Level B : Generally consistent findings provided by (a systematic review of) multiple low quality diagnostic studies.
Level C : One diagnostic study (either high or low quality) or inconsistent findings from (a systematic review of) multiple diagnostic studies.
Level D, no evidence: No diagnostic studies.
                  
High quality diagnostic study: Independent blind comparison of patients from an appropriate spectrum of patients, all of whom have undergone both the diagnostic test and the reference standard. (An appropriate spectrum is a cohort of patients who would normally be tested for the target disorder. An inappropriate spectrum compares patients already known to have the target disorder with patients diagnosed with another condition)

Low quality diagnostic study: Study performed in a set of non-consecutive patients, or confined to a narrow spectrum of study individuals (or both) all of who have undergone both the diagnostic test and the reference standard, or if the reference standard was unobjective, unblinded or not independent, or if positive and negative tests were verified using separate reference standards, or if the study was performed in an inappropriate spectrum of patients, or if the reference standard was not applied to all study patients.

The methodological quality of additional studies will only be assessed in areas that have not been covered yet by a systematic review or of the non-English literature.

The methodological quality of trials is usually assessed using relevant criteria related to the internal validity of trials. High quality trials are less likely to be associated with biased results than low quality trials. Various criteria lists exist, but differences between the lists are subtle.

Quality assessment should ideally be done by at least two reviewers, independently, and blinded with regard to the authors, institution and journal. However, as experts are usually involved in quality assessment it may often not be feasible to blind studies. Criteria should be scored as positive, negative or unclear, and it should be clearly defined when criteria are scored positive or negative. Quality assessment should be pilot tested on two or more similar trials that are not included in the systematic review. A consensus method should be used to resolve disagreements and a third reviewer was consulted if disagreements persisted. If the article does not contain information on the methodological criteria (score 'unclear'), the authors should be contacted for additional information.
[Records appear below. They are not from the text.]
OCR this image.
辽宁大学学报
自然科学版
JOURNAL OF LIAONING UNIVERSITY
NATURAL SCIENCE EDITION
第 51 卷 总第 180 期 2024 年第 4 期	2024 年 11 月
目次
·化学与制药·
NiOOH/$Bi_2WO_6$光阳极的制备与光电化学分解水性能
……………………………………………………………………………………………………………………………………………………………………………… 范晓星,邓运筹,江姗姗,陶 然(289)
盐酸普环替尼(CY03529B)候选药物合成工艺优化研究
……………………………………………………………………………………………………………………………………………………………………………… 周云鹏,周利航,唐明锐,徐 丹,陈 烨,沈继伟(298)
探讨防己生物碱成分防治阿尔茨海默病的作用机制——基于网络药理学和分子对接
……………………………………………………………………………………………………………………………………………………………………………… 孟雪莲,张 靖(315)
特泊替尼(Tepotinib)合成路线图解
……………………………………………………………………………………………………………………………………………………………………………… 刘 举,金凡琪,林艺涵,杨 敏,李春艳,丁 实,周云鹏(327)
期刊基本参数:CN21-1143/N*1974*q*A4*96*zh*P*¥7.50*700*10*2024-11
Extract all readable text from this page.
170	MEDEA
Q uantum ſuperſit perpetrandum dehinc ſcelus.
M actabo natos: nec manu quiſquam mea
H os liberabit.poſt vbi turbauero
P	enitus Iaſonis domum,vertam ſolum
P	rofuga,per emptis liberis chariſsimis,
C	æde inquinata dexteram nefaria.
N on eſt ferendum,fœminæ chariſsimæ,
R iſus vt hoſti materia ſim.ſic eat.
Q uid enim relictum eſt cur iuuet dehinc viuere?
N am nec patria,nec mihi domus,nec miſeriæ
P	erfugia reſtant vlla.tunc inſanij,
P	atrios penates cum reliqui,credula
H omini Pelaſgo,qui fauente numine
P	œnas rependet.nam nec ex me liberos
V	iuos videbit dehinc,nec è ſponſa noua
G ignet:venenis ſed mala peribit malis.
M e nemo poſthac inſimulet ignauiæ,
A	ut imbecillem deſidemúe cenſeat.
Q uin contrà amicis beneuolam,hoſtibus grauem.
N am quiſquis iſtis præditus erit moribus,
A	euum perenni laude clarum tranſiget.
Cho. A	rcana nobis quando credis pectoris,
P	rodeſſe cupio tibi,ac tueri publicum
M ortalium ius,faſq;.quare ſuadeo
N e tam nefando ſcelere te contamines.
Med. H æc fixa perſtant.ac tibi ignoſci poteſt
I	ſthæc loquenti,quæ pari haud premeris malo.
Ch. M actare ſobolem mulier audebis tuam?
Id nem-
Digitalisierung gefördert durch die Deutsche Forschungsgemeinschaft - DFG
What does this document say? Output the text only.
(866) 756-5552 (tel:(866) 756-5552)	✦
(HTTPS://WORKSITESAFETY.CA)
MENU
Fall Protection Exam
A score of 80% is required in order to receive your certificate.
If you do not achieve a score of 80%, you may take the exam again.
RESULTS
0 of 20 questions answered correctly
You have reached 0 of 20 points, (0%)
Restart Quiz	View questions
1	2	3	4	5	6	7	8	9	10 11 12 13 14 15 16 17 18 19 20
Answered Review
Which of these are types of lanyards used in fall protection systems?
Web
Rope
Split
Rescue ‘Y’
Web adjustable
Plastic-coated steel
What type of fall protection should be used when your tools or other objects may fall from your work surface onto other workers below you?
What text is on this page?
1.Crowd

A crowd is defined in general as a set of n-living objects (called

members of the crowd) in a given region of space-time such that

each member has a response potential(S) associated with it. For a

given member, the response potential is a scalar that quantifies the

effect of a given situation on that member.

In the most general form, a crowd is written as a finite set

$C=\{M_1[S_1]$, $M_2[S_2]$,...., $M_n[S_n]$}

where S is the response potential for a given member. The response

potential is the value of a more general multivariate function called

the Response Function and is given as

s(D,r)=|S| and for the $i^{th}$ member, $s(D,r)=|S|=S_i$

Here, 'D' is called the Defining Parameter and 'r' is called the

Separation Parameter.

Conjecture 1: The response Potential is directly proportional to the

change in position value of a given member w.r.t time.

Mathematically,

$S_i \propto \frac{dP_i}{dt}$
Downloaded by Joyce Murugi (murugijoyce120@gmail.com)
This also gives authors the opportunity to respond to negative or positive scores.

The following checklists are recommended:

Checklist for methodological quality of therapy / prevention studies

Items:  
1) Adequate method of randomisation,
2) Concealment of treatment allocation,
3) Withdrawal / drop-out rate described and acceptable,
4) Co-interventions avoided or equal,
5) Blinding of patients,
6) Blinding of observer,
7) Blinding of care provider,
8) Intention-to-treat analysis,
9) Compliance,
10) Similarity of baseline characteristics.

Checklist for methodological quality of prognosis (observational) studies

Items:  
1) Adequate selection of study population,
2) Description of in- and exclusion criteria,
3) 3) Description of potential prognostic factors,
4) Prospective study design,
5) Adequate study size (> 100 patient-years),
6) Adequate follow-up (> 12 months),
7) Adequate loss to follow-up (< 20%),
8) Relevant outcome measures,
9) Appropriate statistical analysis.

Checklist for methodological quality of diagnostic studies

Items:  
1) Was at least one valid reference test used?
2) Was the reference test applied in a standardised manner?
3) Was each patient submitted to at least one valid reference test?
4) Were the interpretations of the index test and reference test performed independently of each other?
5) Was the choice of patients who were assessed by the reference test independent of the results of the index test?
6) When different index tests are compared in the study: were the index tests compared in a valid design?
7) Was the study design prospective?
8) Was a description included regarding missing data?
9) Were data adequately presented in enough detail to calculate test characteristics (sensitivity and specificity)?